Si no te gusta, te vas

Hace casi un año el escritor Noé Jitrik publicó en la contratapa del diario «Página 12» una nota que tituló «Camperas de cuero negro». Los portadores de tales camperas eran unos señores «corpulentos y muy serios» que acompañaban a Eva Perón en una reunión con trabajadores de la fábrica de los entonces populares caramelos Mu Mu, que había sido clausurada por el gobierno. El motivo invocado para el cierre -definitivo- fue el de que en una inspección de funcionarios municipales se había descubierto -dice Noé- «una escandalosa falta de higiene en el establecimiento», ya que «pululaban las ratas, ni hablar de cucarachas y para qué mencionar moscas y baños inadecuados y depósitos de basura…».

La clausura dejó a los obreros y obreras, entre ellas una hermana de Noé, en la calle. Unos días después del episodio los trabajadores fueron convocados a una reunión con directivos del sindicato. Estaban en el lugar, esperando, cuando de pronto aparecieron los sindicalistas acompañando nada menos que a Evita, quien también traía consigo a los de las camperas y a un gordo de cien kilos a quien llamaban «Costita» (ya entonces la obesidad comenzaba a ser una señal de identidad del sindicalismo peronista). Eva discurseó contra los dueños de la fábrica y se fue. Quedó en el uso de la palabra el gordo, quien prometió a los obreros que obtendrían trabajo en otro establecimiento que respetara las condiciones de higiene y seguridad.
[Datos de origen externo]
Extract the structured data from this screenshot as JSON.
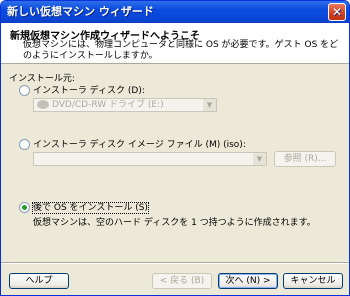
{
  "window": {
    "title": "新しい仮想マシン ウィザード",
    "close_glyph": "✕"
  },
  "header": {
    "title": "新規仮想マシン作成ウィザードへようこそ",
    "description": "仮想マシンには、物理コンピュータと同様に OS が必要です。ゲスト OS をどのようにインストールしますか。"
  },
  "install_source": {
    "group_label": "インストール元:",
    "installer_disc": {
      "label": "インストーラ ディスク (D):",
      "selected": false,
      "drive_value": "DVD/CD-RW ドライブ (E:)"
    },
    "installer_image": {
      "label": "インストーラ ディスク イメージ ファイル (M) (iso):",
      "selected": false,
      "path_value": "",
      "browse_label": "参照 (R)..."
    },
    "install_later": {
      "label": "後で OS をインストール (S)",
      "selected": true,
      "note": "仮想マシンは、空のハード ディスクを 1 つ持つように作成されます。"
    }
  },
  "footer": {
    "help_label": "ヘルプ",
    "back_label": "< 戻る (B)",
    "next_label": "次へ (N) >",
    "cancel_label": "キャンセル"
  }
}
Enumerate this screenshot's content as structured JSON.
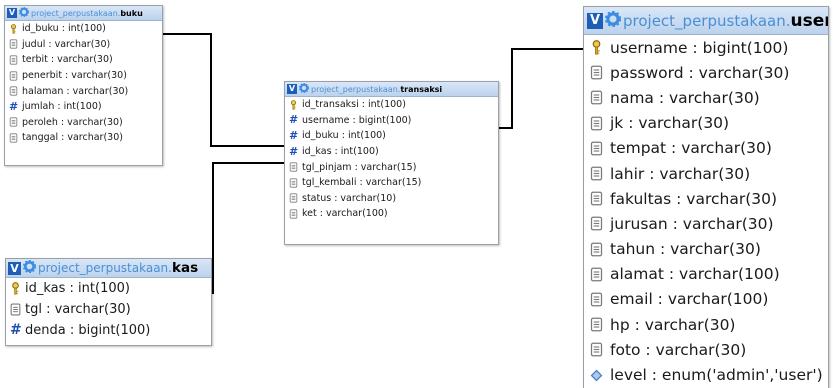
{
  "database": "project_perpustakaan.",
  "tables": {
    "buku": {
      "name": "buku",
      "fields": [
        {
          "icon": "key",
          "text": "id_buku : int(100)"
        },
        {
          "icon": "column",
          "text": "judul : varchar(30)"
        },
        {
          "icon": "column",
          "text": "terbit : varchar(30)"
        },
        {
          "icon": "column",
          "text": "penerbit : varchar(30)"
        },
        {
          "icon": "column",
          "text": "halaman : varchar(30)"
        },
        {
          "icon": "hash",
          "text": "jumlah : int(100)"
        },
        {
          "icon": "column",
          "text": "peroleh : varchar(30)"
        },
        {
          "icon": "column",
          "text": "tanggal : varchar(30)"
        }
      ]
    },
    "transaksi": {
      "name": "transaksi",
      "fields": [
        {
          "icon": "key",
          "text": "id_transaksi : int(100)"
        },
        {
          "icon": "hash",
          "text": "username : bigint(100)"
        },
        {
          "icon": "hash",
          "text": "id_buku : int(100)"
        },
        {
          "icon": "hash",
          "text": "id_kas : int(100)"
        },
        {
          "icon": "column",
          "text": "tgl_pinjam : varchar(15)"
        },
        {
          "icon": "column",
          "text": "tgl_kembali : varchar(15)"
        },
        {
          "icon": "column",
          "text": "status : varchar(10)"
        },
        {
          "icon": "column",
          "text": "ket : varchar(100)"
        }
      ]
    },
    "kas": {
      "name": "kas",
      "fields": [
        {
          "icon": "key",
          "text": "id_kas : int(100)"
        },
        {
          "icon": "column",
          "text": "tgl : varchar(30)"
        },
        {
          "icon": "hash",
          "text": "denda : bigint(100)"
        }
      ]
    },
    "user": {
      "name": "user",
      "fields": [
        {
          "icon": "key",
          "text": "username : bigint(100)"
        },
        {
          "icon": "column",
          "text": "password : varchar(30)"
        },
        {
          "icon": "column",
          "text": "nama : varchar(30)"
        },
        {
          "icon": "column",
          "text": "jk : varchar(30)"
        },
        {
          "icon": "column",
          "text": "tempat : varchar(30)"
        },
        {
          "icon": "column",
          "text": "lahir : varchar(30)"
        },
        {
          "icon": "column",
          "text": "fakultas : varchar(30)"
        },
        {
          "icon": "column",
          "text": "jurusan : varchar(30)"
        },
        {
          "icon": "column",
          "text": "tahun : varchar(30)"
        },
        {
          "icon": "column",
          "text": "alamat : varchar(100)"
        },
        {
          "icon": "column",
          "text": "email : varchar(100)"
        },
        {
          "icon": "column",
          "text": "hp : varchar(30)"
        },
        {
          "icon": "column",
          "text": "foto : varchar(30)"
        },
        {
          "icon": "enum",
          "text": "level : enum('admin','user')"
        }
      ]
    }
  },
  "relations": [
    {
      "from": "transaksi.username",
      "to": "user.username"
    },
    {
      "from": "transaksi.id_buku",
      "to": "buku.id_buku"
    },
    {
      "from": "transaksi.id_kas",
      "to": "kas.id_kas"
    }
  ],
  "colors": {
    "header_db": "#4a8fd6",
    "v_badge": "#1d5fb8",
    "link_line": "#000000"
  }
}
A nadie se le ocurrió preguntar -todos prefirieron callar- sobre si el verdadero motivo de la clausura era que los propietarios de Mu Mu, socialistas, se habían negado a hacer un aporte «voluntario» a la Fundación Eva Perón. El gesto fue excepcional, porque todos los empresarios, que ni eran socialistas ni tenían entre sus planes el propósito de serlo, lo hacían.
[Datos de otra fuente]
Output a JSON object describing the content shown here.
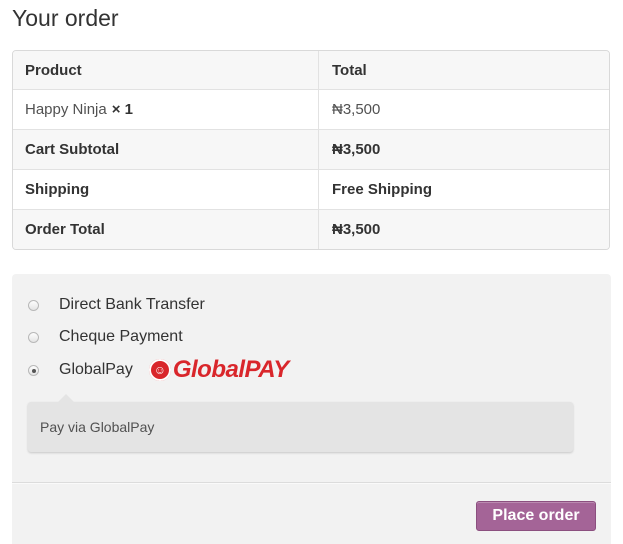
{
  "title": "Your order",
  "table": {
    "headers": {
      "product": "Product",
      "total": "Total"
    },
    "item": {
      "name": "Happy Ninja",
      "qty": "× 1",
      "total": "₦3,500"
    },
    "rows": [
      {
        "label": "Cart Subtotal",
        "value": "₦3,500"
      },
      {
        "label": "Shipping",
        "value": "Free Shipping"
      },
      {
        "label": "Order Total",
        "value": "₦3,500"
      }
    ]
  },
  "payment": {
    "methods": [
      {
        "label": "Direct Bank Transfer",
        "checked": false
      },
      {
        "label": "Cheque Payment",
        "checked": false
      },
      {
        "label": "GlobalPay",
        "checked": true
      }
    ],
    "logo_text": "GlobalPAY",
    "description": "Pay via GlobalPay",
    "place_order": "Place order"
  },
  "colors": {
    "button": "#a46497",
    "logo": "#d9262b"
  }
}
En aquellos años sucedió algo parecido en Roca, sólo que el damnificado no fue un empleador sino un empleado del Banco de la Nación Argentina. En ésa, como en otras instituciones oficiales, el sueldo de un día, que era el 17 de octubre, era también un aporte «voluntario» a la Fundación, uno más que daba a Evita, «Jefa Espiritual de la Nación», la posibilidad de atender la multitud de pedidos que recibía de sus «grasitas». A cambio -y en lo que constituía una nueva práctica en la política argentina- una multitud feliz llenaba la Plaza de Mayo los 1º de mayo -ya no el día de los trabajadores para recordar a los mártires de Chicago sino la Fiesta del Trabajo- y 17 de octubre, para vivar a sus líderes y atender sus consejos: «De casa al trabajo y del trabajo a casa». Era el comportamiento de una clase obrera disciplinada que tampoco escuchaba a los socialistas y que los patrones sabían retribuir con sus aportes.
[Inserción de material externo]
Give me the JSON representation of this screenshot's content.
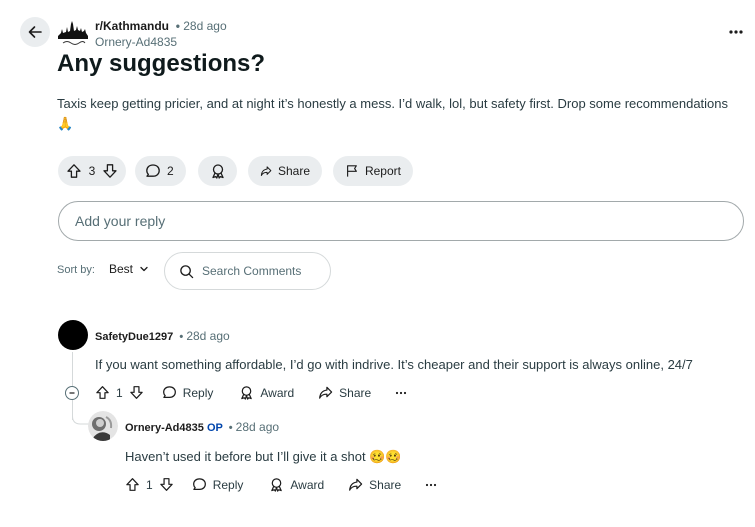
{
  "post": {
    "subreddit": "r/Kathmandu",
    "time": "28d ago",
    "author": "Ornery-Ad4835",
    "title": "Any suggestions?",
    "body": "Taxis keep getting pricier, and at night it’s honestly a mess. I’d walk, lol, but safety first. Drop some recommendations 🙏",
    "score": "3",
    "comment_count": "2",
    "share_label": "Share",
    "report_label": "Report",
    "icons": [
      "back-arrow-icon",
      "more-icon",
      "upvote-icon",
      "downvote-icon",
      "comment-icon",
      "award-icon",
      "share-icon",
      "report-flag-icon"
    ]
  },
  "reply": {
    "placeholder": "Add your reply"
  },
  "sort": {
    "label": "Sort by:",
    "value": "Best",
    "search_placeholder": "Search Comments"
  },
  "comments": [
    {
      "author": "SafetyDue1297",
      "time": "28d ago",
      "text": "If you want something affordable, I’d go with indrive. It’s cheaper and their support is always online, 24/7",
      "score": "1",
      "reply_label": "Reply",
      "award_label": "Award",
      "share_label": "Share",
      "replies": [
        {
          "author": "Ornery-Ad4835",
          "badge": "OP",
          "time": "28d ago",
          "text": "Haven’t used it before but I’ll give it a shot 🥴🥴",
          "score": "1",
          "reply_label": "Reply",
          "award_label": "Award",
          "share_label": "Share"
        }
      ]
    }
  ],
  "colors": {
    "pill_bg": "#eaedef",
    "meta_text": "#576f76",
    "op_badge": "#0045ac"
  }
}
A decir verdad, el empleado, que era radical, no ignoraba que negarse a aportar eso podía costarle el empleo. Pero como su padre, también radical, estaba dispuesto a respaldarlo para que, si lo echaban, se fuera a Buenos Aires a iniciar estudios universitarios, se decidió a presentar una nota, concebida en términos formales y respetuosos, pidiendo que no se le descontara el día. Al cabo de un par de semanas recibió la respuesta, igualmente formal y respetuosa, que le comunicaba su cesantía «por razones de mejor servicio».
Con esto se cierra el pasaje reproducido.